Without Friedman, Ryan and I had anticipated a grilling. Au contraire. The guard glanced at our passports and Ryan’s badge, bent for a look, and waved us through. Crossing into the West Bank, we made an immediate left, then another onto Jake’s street.
Jake rented the top floor of a small stucco home owned by an Italian archaeologist named Antonia Fiorelli. Jake lived up. Fiorelli lived down, with seven cats.
Ryan announced our arrival via a cracked speaker in the property wall. Seconds later Jake opened the gate, led us past a chicken-wire coop housing goats and rabbits, down a winding pebble walk, and up an outer staircase. By the second floor, we’d picked up a three-cat escort.
There are several feline types. The pet-me-I-adore-you-let-me-curl-in-your-lap calico. The feed-me-don’t-bug-me-I’ll-call-you Siamese. The I’m-watching-to-see-if-your-chest-is-still-moving-while-you-sleep feral tom.
This trio fit nicely into category three.
Most of Jake’s flat was taken up by a large central room with brown tile floor, white plaster walls, and brick trim arching the windows and doors. Wooden cabinets lined one end, and swooped around as an island to separate the kitchen from the living and dining areas.

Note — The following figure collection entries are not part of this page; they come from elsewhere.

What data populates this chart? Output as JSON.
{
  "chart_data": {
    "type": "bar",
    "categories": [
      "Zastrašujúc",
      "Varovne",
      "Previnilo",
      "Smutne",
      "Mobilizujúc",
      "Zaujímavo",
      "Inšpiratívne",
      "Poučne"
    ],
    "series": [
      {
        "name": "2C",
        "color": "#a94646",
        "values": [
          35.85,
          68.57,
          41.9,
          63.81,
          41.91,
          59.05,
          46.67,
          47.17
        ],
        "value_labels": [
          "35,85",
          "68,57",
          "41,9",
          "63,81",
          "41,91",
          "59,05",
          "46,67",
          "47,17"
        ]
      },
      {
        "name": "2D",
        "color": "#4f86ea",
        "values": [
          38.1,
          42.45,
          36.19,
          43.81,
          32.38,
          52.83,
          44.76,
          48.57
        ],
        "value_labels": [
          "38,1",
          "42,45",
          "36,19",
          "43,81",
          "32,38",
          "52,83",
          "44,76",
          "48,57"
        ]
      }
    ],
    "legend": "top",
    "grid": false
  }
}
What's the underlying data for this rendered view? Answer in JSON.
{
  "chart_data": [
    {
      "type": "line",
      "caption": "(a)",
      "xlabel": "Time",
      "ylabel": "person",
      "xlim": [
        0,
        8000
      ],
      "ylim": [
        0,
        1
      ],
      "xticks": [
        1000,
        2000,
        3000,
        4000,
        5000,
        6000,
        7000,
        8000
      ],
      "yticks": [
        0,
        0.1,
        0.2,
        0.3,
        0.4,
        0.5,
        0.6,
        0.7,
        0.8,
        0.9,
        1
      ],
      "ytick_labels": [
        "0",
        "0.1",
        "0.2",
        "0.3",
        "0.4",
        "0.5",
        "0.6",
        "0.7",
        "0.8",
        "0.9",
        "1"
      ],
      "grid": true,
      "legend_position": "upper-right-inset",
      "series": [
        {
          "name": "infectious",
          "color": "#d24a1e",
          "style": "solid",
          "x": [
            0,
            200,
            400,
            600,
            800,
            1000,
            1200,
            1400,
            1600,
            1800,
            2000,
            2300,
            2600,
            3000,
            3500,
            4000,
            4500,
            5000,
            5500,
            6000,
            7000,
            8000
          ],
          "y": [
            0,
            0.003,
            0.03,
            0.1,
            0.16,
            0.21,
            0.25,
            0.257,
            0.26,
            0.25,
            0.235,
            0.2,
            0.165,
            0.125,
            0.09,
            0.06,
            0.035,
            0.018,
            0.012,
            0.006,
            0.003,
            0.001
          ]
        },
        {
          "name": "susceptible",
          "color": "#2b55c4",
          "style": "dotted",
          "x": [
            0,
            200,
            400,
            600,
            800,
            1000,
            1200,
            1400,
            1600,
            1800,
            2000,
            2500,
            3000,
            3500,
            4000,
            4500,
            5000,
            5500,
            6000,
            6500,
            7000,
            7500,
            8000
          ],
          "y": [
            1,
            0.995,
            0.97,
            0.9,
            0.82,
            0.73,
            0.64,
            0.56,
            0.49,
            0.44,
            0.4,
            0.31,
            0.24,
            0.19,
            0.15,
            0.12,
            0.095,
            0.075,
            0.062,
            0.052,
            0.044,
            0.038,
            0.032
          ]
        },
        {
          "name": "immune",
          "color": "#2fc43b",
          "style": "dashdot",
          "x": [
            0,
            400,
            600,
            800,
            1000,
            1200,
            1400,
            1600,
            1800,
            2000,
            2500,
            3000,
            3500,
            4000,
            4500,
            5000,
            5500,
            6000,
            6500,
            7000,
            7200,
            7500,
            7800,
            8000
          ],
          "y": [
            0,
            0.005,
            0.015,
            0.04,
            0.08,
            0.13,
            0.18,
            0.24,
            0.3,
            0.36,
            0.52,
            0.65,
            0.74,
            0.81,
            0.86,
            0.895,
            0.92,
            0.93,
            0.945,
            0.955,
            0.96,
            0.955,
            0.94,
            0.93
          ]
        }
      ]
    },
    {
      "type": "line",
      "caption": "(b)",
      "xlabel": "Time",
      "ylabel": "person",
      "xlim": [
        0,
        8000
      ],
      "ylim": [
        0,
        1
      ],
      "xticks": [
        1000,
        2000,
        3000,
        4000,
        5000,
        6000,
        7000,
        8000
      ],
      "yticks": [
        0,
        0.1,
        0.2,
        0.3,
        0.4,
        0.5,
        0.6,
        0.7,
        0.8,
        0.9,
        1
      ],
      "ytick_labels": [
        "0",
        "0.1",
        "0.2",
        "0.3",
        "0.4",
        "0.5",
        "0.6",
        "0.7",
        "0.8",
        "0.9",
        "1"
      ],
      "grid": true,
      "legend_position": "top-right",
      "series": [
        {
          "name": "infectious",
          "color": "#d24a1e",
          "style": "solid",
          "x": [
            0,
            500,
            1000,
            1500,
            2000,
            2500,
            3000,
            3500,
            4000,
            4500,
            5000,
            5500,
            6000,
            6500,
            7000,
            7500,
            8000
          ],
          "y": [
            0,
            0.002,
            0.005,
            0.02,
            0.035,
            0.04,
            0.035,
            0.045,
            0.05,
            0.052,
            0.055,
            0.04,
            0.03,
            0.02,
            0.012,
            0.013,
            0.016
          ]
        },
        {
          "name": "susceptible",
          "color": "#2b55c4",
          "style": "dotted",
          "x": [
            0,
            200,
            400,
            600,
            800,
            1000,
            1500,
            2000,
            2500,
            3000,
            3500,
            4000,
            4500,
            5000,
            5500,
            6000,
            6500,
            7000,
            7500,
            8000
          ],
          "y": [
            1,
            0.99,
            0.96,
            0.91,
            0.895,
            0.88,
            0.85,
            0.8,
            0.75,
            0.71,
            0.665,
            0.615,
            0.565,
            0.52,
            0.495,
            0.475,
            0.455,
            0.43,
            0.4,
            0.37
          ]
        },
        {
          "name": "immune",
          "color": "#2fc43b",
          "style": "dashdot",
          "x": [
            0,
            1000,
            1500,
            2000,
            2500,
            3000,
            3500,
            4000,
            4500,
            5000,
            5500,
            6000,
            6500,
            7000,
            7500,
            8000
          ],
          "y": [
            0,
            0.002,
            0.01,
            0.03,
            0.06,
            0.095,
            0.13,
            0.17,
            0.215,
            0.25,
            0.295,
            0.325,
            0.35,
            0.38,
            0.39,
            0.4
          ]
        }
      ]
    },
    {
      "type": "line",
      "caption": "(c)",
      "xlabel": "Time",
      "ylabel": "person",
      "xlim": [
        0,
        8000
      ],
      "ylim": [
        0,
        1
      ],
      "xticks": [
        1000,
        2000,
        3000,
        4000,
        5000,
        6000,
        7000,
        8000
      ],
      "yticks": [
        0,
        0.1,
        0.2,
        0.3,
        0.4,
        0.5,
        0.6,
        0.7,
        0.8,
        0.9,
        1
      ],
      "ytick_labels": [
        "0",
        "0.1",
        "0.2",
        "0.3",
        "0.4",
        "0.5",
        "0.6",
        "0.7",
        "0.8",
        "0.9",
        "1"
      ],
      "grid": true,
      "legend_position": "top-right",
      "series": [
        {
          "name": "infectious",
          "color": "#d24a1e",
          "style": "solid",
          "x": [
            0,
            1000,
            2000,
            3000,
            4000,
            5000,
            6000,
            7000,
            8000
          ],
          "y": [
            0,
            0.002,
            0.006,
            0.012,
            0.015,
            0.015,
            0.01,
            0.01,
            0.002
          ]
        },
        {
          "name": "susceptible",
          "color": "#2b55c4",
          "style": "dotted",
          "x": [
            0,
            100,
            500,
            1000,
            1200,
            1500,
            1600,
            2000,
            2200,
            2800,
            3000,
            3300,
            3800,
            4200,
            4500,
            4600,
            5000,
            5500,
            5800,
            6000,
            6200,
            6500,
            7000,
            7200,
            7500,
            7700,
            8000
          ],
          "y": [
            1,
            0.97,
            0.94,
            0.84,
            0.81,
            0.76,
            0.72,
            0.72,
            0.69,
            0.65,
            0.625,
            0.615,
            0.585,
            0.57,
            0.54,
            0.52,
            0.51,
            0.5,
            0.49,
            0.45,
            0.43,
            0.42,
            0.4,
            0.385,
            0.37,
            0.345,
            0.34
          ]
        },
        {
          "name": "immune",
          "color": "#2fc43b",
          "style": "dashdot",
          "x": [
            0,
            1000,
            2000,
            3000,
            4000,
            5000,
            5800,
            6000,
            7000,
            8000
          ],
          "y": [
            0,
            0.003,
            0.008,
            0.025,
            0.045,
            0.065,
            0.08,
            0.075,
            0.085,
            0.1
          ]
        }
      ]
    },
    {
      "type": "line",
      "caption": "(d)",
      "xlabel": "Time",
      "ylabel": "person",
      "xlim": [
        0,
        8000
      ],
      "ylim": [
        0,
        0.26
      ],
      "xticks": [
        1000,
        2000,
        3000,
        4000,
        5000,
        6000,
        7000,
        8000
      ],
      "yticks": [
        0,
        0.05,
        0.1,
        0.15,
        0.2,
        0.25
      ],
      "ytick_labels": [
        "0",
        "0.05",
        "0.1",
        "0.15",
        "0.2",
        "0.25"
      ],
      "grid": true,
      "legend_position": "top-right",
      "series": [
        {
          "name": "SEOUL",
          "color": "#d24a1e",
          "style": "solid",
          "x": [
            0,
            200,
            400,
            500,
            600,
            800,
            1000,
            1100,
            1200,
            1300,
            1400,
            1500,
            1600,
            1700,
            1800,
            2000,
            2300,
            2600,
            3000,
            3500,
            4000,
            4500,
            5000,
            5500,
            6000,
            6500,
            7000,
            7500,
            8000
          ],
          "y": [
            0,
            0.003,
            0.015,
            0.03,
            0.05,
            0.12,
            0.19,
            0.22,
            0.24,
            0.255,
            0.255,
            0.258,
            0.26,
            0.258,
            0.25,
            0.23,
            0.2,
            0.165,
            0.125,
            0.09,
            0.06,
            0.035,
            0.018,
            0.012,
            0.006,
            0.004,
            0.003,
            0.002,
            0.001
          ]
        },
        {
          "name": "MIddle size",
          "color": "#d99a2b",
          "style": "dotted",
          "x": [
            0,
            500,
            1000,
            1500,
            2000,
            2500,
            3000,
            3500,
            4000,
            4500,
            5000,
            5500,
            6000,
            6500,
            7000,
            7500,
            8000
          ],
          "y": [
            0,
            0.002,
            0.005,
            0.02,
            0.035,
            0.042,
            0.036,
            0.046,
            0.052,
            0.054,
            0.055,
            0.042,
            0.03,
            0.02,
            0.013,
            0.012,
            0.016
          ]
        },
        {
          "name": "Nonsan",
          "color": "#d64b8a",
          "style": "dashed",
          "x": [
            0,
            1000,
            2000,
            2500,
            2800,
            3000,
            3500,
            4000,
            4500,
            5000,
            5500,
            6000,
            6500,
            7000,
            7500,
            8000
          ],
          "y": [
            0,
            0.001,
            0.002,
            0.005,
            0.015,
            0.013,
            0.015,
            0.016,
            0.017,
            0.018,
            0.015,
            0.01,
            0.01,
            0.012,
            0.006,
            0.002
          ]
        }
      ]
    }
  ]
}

Jake’s bedroom was the size of a broiler oven. It contained an untidy bed, a dresser, and a cardboard box for dirty laundry.
Everything else was “office.” A vestibule area had been converted to a computer and map room. An enclosed porch was used for artifact cleaning. A back bedroom was set up for cataloging, recording, and analysis.